A book once prominently adopted on many U.S. Army senior leader reading lists, Starship Troopers, has now faded into science-fiction obscurity, a campy relic of a past age. Though fiction, it does bring up some thought-provoking quotations. Perhaps, it could engender the conversation between professionals that development sessions strive to produce. A leader, maintained within a military setting, but removed from the confines of standard military thought processes, is now asked how to build cohesive teams inside organizations constructed on slightly different values. Place a leader outside his or her familiar operating environment, whether that be in outer space, ancient history, or perhaps a post-apocalyptic wasteland, and ask what risk is prudent for a different set of environmental variables. Conceivably, in an environment utterly unknown to the leader, the conclusion could even be "how do I elicit the best ideas from those I lead?”
Enhancing Diversity of Thought
Instead of the sometimes drab, “this is how I did it during the invasion,” or “how did this leader survive in this terrible experience he or she had,” one can also ask participants to develop an opinion on a seemingly less tangible topic and defend it. Leaders need to examine an array of options when confronted with a problem or an opportunity.
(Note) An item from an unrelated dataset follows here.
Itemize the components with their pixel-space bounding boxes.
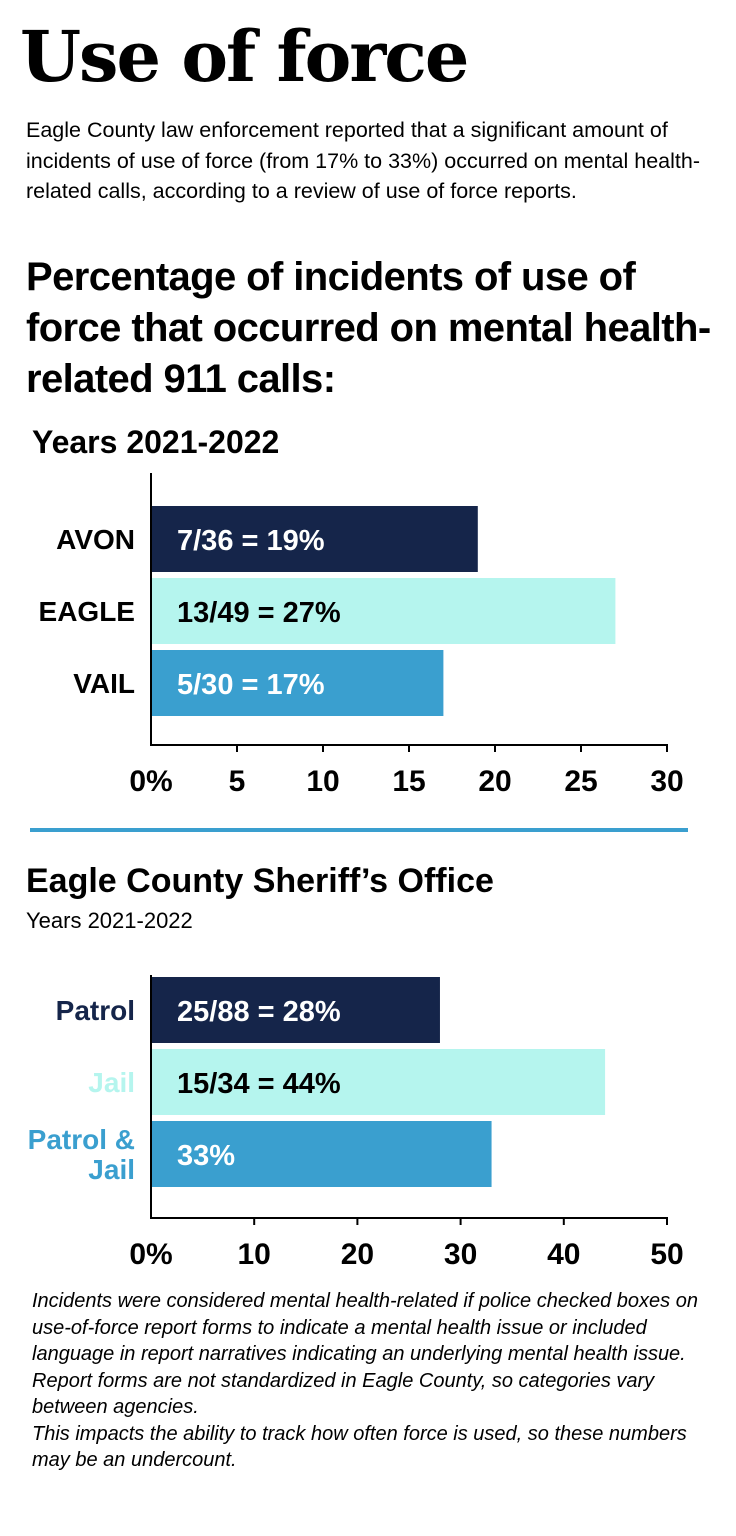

Such behavior will increase the likelihood of landing on the best course of action going forward. In turn, what is proposed here is that in a fictional or ambiguous setting leaders may be more apt to brainstorm and free-wheel ideas. If the intent is to force leaders to think outside of their comfort zones and express viewpoints that differ from mainstream conventional responses, place leaders in a military setting removed from modern military practices. There is merit to both processes. Diversity in traditional development of leader tools can only add to the quality of thought reciprocated in a leader professional development exercise. When military professionals expand their repertoire of tools in this fashion, it provides a relatively low-risk tactic to improve the way the U.S. Army develops leaders.